Au sein de son arrêt du 20 mai 2020, la Cour de cassation rappelle d’abord que les articles L. 126-1 et L. 422-1 du Code des assurances disposent que la réparation intégrale des dommages subis par les victimes d’infractions constitutives d’actes de terrorisme, prévus par l’article 421-1 du Code pénal, est « assurée par l’intermédiaire du Fonds de garantie des victimes des actes de terrorisme ».

Elle précise ensuite la nécessité pour la cour d’appel de caractériser une infraction constitutive d’un acte de terrorisme « ouvrant droit de manière non sérieusement contestable à l’indemnisation sollicitée du FGTI ».

Pour rappel, dans un arrêt du 17 octobre 1995 (Cass. 1ère civ., 17 oct. 1995, n° 93-14.837), la Cour de cassation a défini l’acte de terrorisme comme une infraction en relation avec une entreprise individuelle ou collective ayant pour but de troubler gravement l'ordre public par l'intimidation ou la terreur.

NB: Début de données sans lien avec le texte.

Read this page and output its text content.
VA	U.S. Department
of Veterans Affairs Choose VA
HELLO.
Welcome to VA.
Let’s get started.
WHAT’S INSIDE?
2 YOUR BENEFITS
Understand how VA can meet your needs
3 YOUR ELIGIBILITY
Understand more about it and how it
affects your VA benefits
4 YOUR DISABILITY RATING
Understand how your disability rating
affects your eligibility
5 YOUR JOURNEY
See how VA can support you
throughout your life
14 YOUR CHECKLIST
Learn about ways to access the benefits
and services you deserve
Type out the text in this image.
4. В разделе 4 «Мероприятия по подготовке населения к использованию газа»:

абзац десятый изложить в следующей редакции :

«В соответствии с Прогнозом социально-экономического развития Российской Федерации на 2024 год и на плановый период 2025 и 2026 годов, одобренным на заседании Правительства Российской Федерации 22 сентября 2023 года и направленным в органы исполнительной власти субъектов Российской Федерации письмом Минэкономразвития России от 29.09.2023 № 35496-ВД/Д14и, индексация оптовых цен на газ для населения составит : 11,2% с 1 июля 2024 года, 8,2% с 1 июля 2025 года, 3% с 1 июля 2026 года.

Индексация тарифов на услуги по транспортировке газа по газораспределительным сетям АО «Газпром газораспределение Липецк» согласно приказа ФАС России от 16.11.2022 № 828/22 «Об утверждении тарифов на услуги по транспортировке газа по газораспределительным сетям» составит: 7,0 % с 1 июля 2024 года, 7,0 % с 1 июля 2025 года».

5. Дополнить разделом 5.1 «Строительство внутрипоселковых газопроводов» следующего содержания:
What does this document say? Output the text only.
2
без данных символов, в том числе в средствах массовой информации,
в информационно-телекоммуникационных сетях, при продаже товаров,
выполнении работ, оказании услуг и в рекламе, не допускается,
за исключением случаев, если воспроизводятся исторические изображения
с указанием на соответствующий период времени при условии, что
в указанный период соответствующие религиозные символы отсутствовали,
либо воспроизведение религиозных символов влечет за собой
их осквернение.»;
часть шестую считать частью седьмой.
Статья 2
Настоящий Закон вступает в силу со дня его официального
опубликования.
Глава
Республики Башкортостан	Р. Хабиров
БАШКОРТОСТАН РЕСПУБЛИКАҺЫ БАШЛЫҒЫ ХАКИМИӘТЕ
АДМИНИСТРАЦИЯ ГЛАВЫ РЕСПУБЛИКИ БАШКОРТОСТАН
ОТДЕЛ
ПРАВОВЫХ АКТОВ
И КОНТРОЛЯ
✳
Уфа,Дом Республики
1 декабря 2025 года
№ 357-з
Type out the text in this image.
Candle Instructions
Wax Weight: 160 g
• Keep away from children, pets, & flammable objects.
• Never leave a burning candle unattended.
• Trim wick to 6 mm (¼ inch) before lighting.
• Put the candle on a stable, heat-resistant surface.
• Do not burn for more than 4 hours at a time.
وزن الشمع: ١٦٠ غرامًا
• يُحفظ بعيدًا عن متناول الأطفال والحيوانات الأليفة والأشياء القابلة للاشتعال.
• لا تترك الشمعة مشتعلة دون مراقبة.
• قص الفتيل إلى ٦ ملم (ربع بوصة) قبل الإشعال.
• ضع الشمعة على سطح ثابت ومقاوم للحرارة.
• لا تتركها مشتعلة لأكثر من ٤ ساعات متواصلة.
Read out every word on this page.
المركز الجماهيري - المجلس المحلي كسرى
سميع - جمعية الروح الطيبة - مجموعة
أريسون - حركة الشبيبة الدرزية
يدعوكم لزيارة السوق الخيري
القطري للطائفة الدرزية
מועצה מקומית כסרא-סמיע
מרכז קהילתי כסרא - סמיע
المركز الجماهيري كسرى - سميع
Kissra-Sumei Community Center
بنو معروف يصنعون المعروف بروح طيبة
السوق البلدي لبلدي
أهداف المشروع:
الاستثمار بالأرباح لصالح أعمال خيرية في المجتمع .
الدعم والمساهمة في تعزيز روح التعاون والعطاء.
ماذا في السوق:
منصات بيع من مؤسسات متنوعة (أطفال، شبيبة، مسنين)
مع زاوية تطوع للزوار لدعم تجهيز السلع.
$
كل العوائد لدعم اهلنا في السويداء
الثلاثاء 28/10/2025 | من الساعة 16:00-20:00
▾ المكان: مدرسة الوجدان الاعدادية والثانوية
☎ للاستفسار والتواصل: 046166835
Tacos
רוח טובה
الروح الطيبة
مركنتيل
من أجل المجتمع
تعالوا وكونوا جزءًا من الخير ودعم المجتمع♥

En l’espèce, la Cour de cassation juge qu’en l’espèce, la condition n’était pas remplie dès lors que la caractérisation de l’infraction constitutive d’un acte terroriste n’est pas rapportée : la Cour casse et annule donc l’arrêt mais seulement sur l’indemnité provisionnelle complémentaire.

Cet arrêt vient combler les lacunes de la loi et s’inscrit dans ce qu’avait souhaité le législateur. Certes, le code des assurances se tait sur les contours exacts de la notion d’acte de terrorisme. Mais sur ce point, il est possible de citer Mr J. KNETSCH :

« Le silence des textes relatifs aux dommages corporels ne doit cependant pas être sur interprété. A en croire les travaux préparatoires de la loi du 9 septembre 1986, il s’agirait d’un simple oubli législatif les parlementaires ayant fait état de leur volonté de faire de l’acte de terrorisme une notion non pas à géométrie variable, mais unitaire. Dès lors, les « actes de terrorisme » visés par l’article L. 126-1 du Code des assurances doivent être déterminés par références au droit pénal ».

En conclusion, la décision de la Cour de cassation s’avère particulièrement précieuse surtout en ces temps où ces formes de délinquances sont malheureusement fréquentes.